La petite enfance selon Christophe Najdovski

Une autre politique est possible

Une autre approche de la politique de la petite enfance est pourtant nécessaire. Car l’enjeu est éducatif, social mais aussi économique. De nombreuses études, comme celle du prix Nobel James Heckman ([« Skill Formation and the Economics of Investing in Disadvantaged Children », Science, juin 2006, (cité par Thibault Gajdos)))], sont venues confirmer que les capacités d’un individu à s’insérer socialement et à acquérir une qualification sont largement déterminées par sa petite enfance et que les actions d’éveil menées dans les crèches collectives permettent de lutter contre les inégalités sociales. De plus, l’absence de solution satisfaisante d’accueil des enfants est un facteur important d’éloignement des femmes du marché du travail, elle est même destructrice d’emplois. Les chercheurs Eric Maurin et Delphine Roy estiment que 100 000 places de crèches permettent, à l’inverse, de préserver 15 000 emplois et concluent que la création de places en crèches est économiquement rentable ([« L’effet de l’obtention d’une place en crèche sur le retour à l’emploi des mères et leur perception du développement des enfants », Cepremap, mai 2008.)].

Une autre politique de la petite enfance est possible. Des collectivités locales ont fait le choix d’un investissement massif en faveur du développement de l’offre d’accueil sans rogner sur la qualité. Ainsi, à Paris, en dépit des contraintes financières et foncières, plus de 10 000 places seront créées sur la période 2001-2014, portant le niveau d’accueil en structure collective à plus de 50% des enfants de moins de trois ans (contre 10% au niveau national).
Des mesures sont également prises en matière d’accueil à domicile, pour former des auxiliaires parentales et créer un label de qualité.
De plus, la Ville de Paris a pris l’initiative en 2008 d’une convention tripartite avec la Région et l’Académie de Paris pour augmenter le nombre de personnels formés aux métiers de la Petite enfance, faciliter les recrutements et contribuer à sortir de cette situation paradoxale de déficit de personnels formés alors que le chômage fait rage, en particulier chez les jeunes.

Au niveau national, les besoins en matière d’accueil des enfants de moins de trois ans sont évalués à une fourchette comprise entre 300 000 et 500 000 places.
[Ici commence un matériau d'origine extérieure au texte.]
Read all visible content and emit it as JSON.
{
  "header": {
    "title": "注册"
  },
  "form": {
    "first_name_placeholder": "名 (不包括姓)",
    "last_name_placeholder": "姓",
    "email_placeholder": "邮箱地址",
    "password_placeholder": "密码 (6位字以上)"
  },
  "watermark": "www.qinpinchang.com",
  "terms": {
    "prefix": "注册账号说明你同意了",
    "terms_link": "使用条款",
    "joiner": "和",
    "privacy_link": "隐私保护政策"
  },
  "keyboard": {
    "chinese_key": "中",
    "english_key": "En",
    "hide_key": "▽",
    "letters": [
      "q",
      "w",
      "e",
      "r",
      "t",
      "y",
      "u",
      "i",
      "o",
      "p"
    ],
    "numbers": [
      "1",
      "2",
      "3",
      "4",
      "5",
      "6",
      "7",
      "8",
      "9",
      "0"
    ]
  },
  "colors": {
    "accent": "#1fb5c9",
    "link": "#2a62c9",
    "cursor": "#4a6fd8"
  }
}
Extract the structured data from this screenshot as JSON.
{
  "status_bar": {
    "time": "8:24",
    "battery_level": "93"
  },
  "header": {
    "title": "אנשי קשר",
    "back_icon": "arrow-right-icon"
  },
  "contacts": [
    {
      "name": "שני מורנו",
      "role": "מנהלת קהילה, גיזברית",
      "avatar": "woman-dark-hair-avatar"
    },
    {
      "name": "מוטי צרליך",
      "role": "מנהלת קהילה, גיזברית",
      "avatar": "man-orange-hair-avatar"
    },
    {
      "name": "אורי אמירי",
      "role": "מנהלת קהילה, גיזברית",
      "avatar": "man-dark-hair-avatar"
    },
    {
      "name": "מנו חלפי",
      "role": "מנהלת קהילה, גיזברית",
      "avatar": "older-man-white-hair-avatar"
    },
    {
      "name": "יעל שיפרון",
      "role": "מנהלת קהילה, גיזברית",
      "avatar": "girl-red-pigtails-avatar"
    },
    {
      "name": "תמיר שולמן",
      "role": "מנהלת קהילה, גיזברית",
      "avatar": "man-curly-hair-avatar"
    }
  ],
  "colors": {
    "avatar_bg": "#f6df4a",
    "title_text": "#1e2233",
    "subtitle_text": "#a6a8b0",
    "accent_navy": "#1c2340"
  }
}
Nous appelons donc à un véritable « plan Marshall » de développement de l’accueil collectif, auquel une nouvelle majorité présidentielle et parlementaire devrait s’atteler dès 2012, pour initier d’autres choix que ceux pris actuellement.
Nous proposons une politique progressiste qui garantit l’égalité femmes-hommes, car aujourd’hui ce sont les femmes qui cessent leur activité professionnelle lorsqu’il n’y a pas de solution d’accueil pour leur enfant, une politique qui assure l’égalité des chances pour les enfants, la période de la prime enfance étant déterminante pour leur développement.

La petite enfance, première marche du système éducatif

De même, l’expérience de certains pays scandinaves doit nous inspirer : la petite enfance y est considérée comme la première marche du système éducatif. Ce système qui investit le plus dans l’éducation dès la petite enfance est celui qui bénéficie des meilleures comparaisons internationales tout au long de la chaîne éducative. La Suède et la Norvège ont d’ailleurs transféré la responsabilité de l’accueil de la petite enfance du ministère des affaires sociales vers le ministère de l’éducation.
Autre mesure exemplaire : les deux parents peuvent se partager un congé parental d’un an au Danemark et de 16 mois en Suède, congés convenablement rémunérés, relayés ensuite par un dispositif garantissant à chacun et chacune un mode d’accueil pour son enfant.

Il serait temps que nos dirigeants politiques nationaux suivent ces exemples. Nous n’en prenons hélas pas le chemin. Il appartient donc aux forces progressistes de notre pays de proposer une alternative crédible avec la perspective pour la prochaine législature d’un véritable service public de la petite enfance.